Yunan aktivistler kamuya ait su şirketlerinin özelleştirilmesinin ülke için geri bir adım olacağı konusunda uyarıda bulunuyor.

Yunan parlamentosu tarafından onaylanan kurtarma anlaşmasının şartlarına göre, Yunanistan iki büyük kenti Atina ve Selanik’teki su kuruluşlarının büyük bir kısmında özelleştirmeye gitmeyi içeren mevcut programı destekleyeceğini taahhüt etti.

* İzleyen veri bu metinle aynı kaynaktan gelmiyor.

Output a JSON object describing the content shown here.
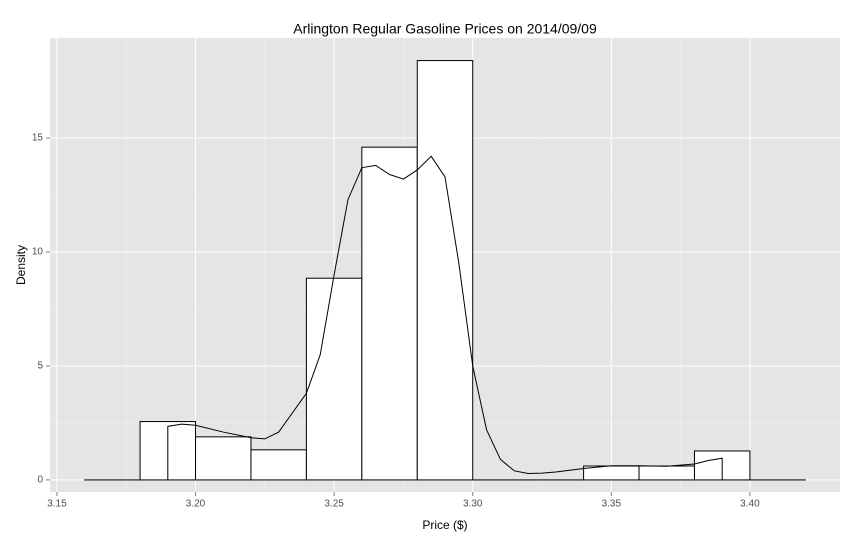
{
  "chart_data": {
    "type": "histogram",
    "title": "Arlington Regular Gasoline Prices on 2014/09/09",
    "x_label": "Price ($)",
    "y_label": "Density",
    "bins": [
      3.16,
      3.18,
      3.2,
      3.22,
      3.24,
      3.26,
      3.28,
      3.3,
      3.32,
      3.34,
      3.36,
      3.38,
      3.4,
      3.42
    ],
    "values": [
      0,
      2.56,
      1.89,
      1.32,
      8.85,
      14.6,
      18.4,
      0,
      0,
      0.61,
      0.61,
      1.27,
      0
    ],
    "bar_fill": "#ffffff",
    "bar_stroke": "#000000",
    "density": {
      "color": "#000000",
      "x": [
        3.19,
        3.195,
        3.2,
        3.21,
        3.22,
        3.225,
        3.23,
        3.24,
        3.245,
        3.25,
        3.255,
        3.26,
        3.265,
        3.27,
        3.275,
        3.28,
        3.285,
        3.29,
        3.295,
        3.3,
        3.305,
        3.31,
        3.315,
        3.32,
        3.325,
        3.33,
        3.34,
        3.35,
        3.36,
        3.37,
        3.38,
        3.385,
        3.39
      ],
      "values": [
        2.35,
        2.45,
        2.4,
        2.1,
        1.85,
        1.8,
        2.1,
        3.8,
        5.5,
        9.0,
        12.3,
        13.7,
        13.8,
        13.4,
        13.2,
        13.6,
        14.2,
        13.3,
        9.5,
        5.0,
        2.2,
        0.9,
        0.4,
        0.28,
        0.3,
        0.35,
        0.5,
        0.62,
        0.62,
        0.6,
        0.7,
        0.85,
        0.95
      ]
    },
    "xlim": [
      3.1475,
      3.4325
    ],
    "ylim": [
      -0.53,
      19.39
    ],
    "xticks": [
      3.15,
      {
        "value": 3.2,
        "label": "3.20"
      },
      3.25,
      {
        "value": 3.3,
        "label": "3.30"
      },
      3.35,
      {
        "value": 3.4,
        "label": "3.40"
      }
    ],
    "yticks": [
      0,
      5,
      10,
      15
    ],
    "grid": true
  }
}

Suyun özelleştirilmesi ve şirketlerin rolü konusunda devam eden bir tartışma var. Avrupa genelinde kemer sıkma politikalarının dayattığı özelleştirme tasarısı dalgaları İrlanda, İtalya, Yunanistan ve İspanya’da protestolara yol açıyor. Aynı zamanda kuzey Avrupa’nın en büyük kentleri Paris ve Berlin sadece on yıl önce özel sermayeye sattıkları su kuruluşlarını yeniden kamulaştırıyorlar.

Selanik’te bulunan su kuruluşu sendikasının başkanı George Argovtopoulos kâr odaklı modele geçişin abonelerin ödeyeceği faturaları arttıracağını ve hizmetlerin kalitesini düşüreceğini söylüyor.

“Avrupa Birliği’nde artık demokrasi veya eşitliğin var olduğunu söylemek zor. Bu artık bir ticarete dönüştü,” dedi ve ekledi, “Suyun özelleştirilmesini gerektiren kemer sıkma tedbirleri Almanya’nın ‘dediğimi yap ama yaptığımı yapma’ yaklaşımının bir göstergesi”.

“Sadece iki yıl önce Veolia şirketine 600 milyon Euro ödemelerine rağmen Berlin’de suyun yeniden kamulaştırıldığını biliyoruz. Çok açık olan bir şey var ki o da suyun özelleştirilmesi modelinin tüm dünyada başarısız olduğudur,” dedi.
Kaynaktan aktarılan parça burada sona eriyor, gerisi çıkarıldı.